Sometimes I wondered if I was just someone who should have a full-time job away from home that occupied my mind most of the time.

But this driving thing. Today. It had worked.

I got more and more excited. Maybe I could get fixed. Maybe I wouldn't be stuck with this demon the rest of my life. I could do research or something. Ask my old therapists. My naturopath.

I looked around at the landscape. Why had I always thought this drive was boring? Deciduous and evergreen trees grew up all around me. I was essentially driving through a forest. The road curved, I curved with it.

Go with the flow...

I remembered Dorothy in the land of Oz, in the Emerald City. All she wanted to do there was find home. That, apparently, was my life's work: to find home on this planet and in my body.

Maybe my travels to Oz would help me find my way home, too, eventually.
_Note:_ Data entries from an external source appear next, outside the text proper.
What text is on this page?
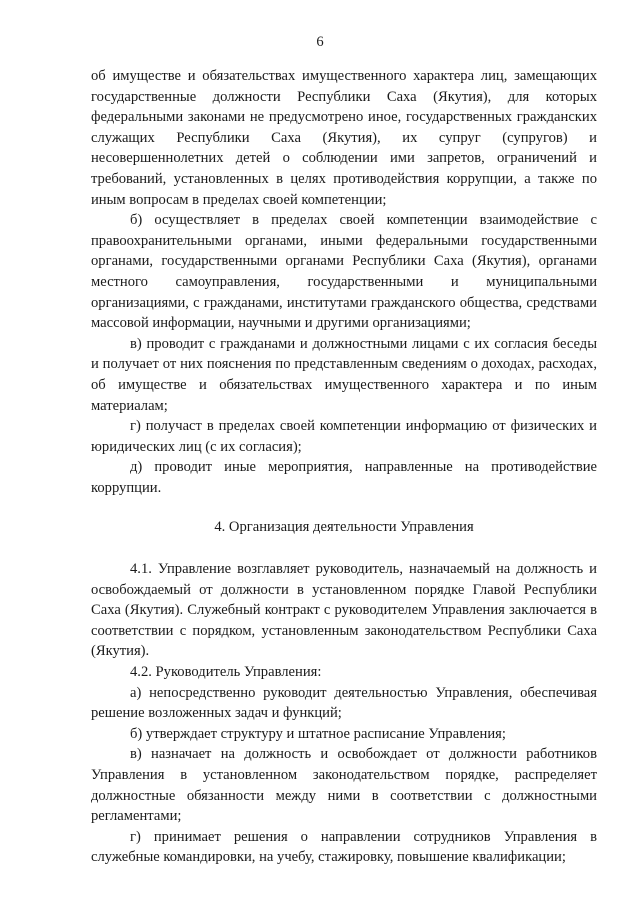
6

об имуществе и обязательствах имущественного характера лиц, замещающих государственные должности Республики Саха (Якутия), для которых федеральными законами не предусмотрено иное, государственных гражданских служащих Республики Саха (Якутия), их супруг (супругов) и несовершеннолетних детей о соблюдении ими запретов, ограничений и требований, установленных в целях противодействия коррупции, а также по иным вопросам в пределах своей компетенции;

б) осуществляет в пределах своей компетенции взаимодействие с правоохранительными органами, иными федеральными государственными органами, государственными органами Республики Саха (Якутия), органами местного самоуправления, государственными и муниципальными организациями, с гражданами, институтами гражданского общества, средствами массовой информации, научными и другими организациями;

в) проводит с гражданами и должностными лицами с их согласия беседы и получает от них пояснения по представленным сведениям о доходах, расходах, об имуществе и обязательствах имущественного характера и по иным материалам;

г) получаст в пределах своей компетенции информацию от физических и юридических лиц (с их согласия);

д) проводит иные мероприятия, направленные на противодействие коррупции.

4. Организация деятельности Управления

4.1. Управление возглавляет руководитель, назначаемый на должность и освобождаемый от должности в установленном порядке Главой Республики Саха (Якутия). Служебный контракт с руководителем Управления заключается в соответствии с порядком, установленным законодательством Республики Саха (Якутия).

4.2. Руководитель Управления:

а) непосредственно руководит деятельностью Управления, обеспечивая решение возложенных задач и функций;

б) утверждает структуру и штатное расписание Управления;

в) назначает на должность и освобождает от должности работников Управления в установленном законодательством порядке, распределяет должностные обязанности между ними в соответствии с должностными регламентами;

г) принимает решения о направлении сотрудников Управления в служебные командировки, на учебу, стажировку, повышение квалификации;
For now, I was on my way back to the Columbia River Gorge where I would find my sweetheart waiting for me.

2 comments:

Druid Lady said...

Kim wrote:

>>SNIP<<..
Whatever part of my brain that was ill must get occupied when I drive. I had tried other ways of distracting myself over the years and they hadn't worked. But this did. Was it because most of my attention was diverted with driving? Or was it because driving is a mental and a physical process?
...>>SNIP<<

Driving in a car is one of those repetitive actions that causes our logical brains to zone out. Essentially, driving puts you into a trance - just like drumming into a shamanic journey. Perhaps this is why you feel so soothed by driving.

Unfortunately for me, driving, when I am a passenger puts me to sleep almost instantaneously. **laughs** I do better when I am the driver but still need to be careful that I don't zone out.

More hugs and supportive healing energy to you from your Canuck friend.

Milagro said...

Glad to hear Mario will be OK.

As a creative person who spends a LOT of time inside my own head, I believe that getting out of the old home life routine and doing something like driving is a great relief for anxiety/fear/feeling the sorrows of the world that many women seem to feel. It's a way of getting outside of our heads for a while, and can be a big relief.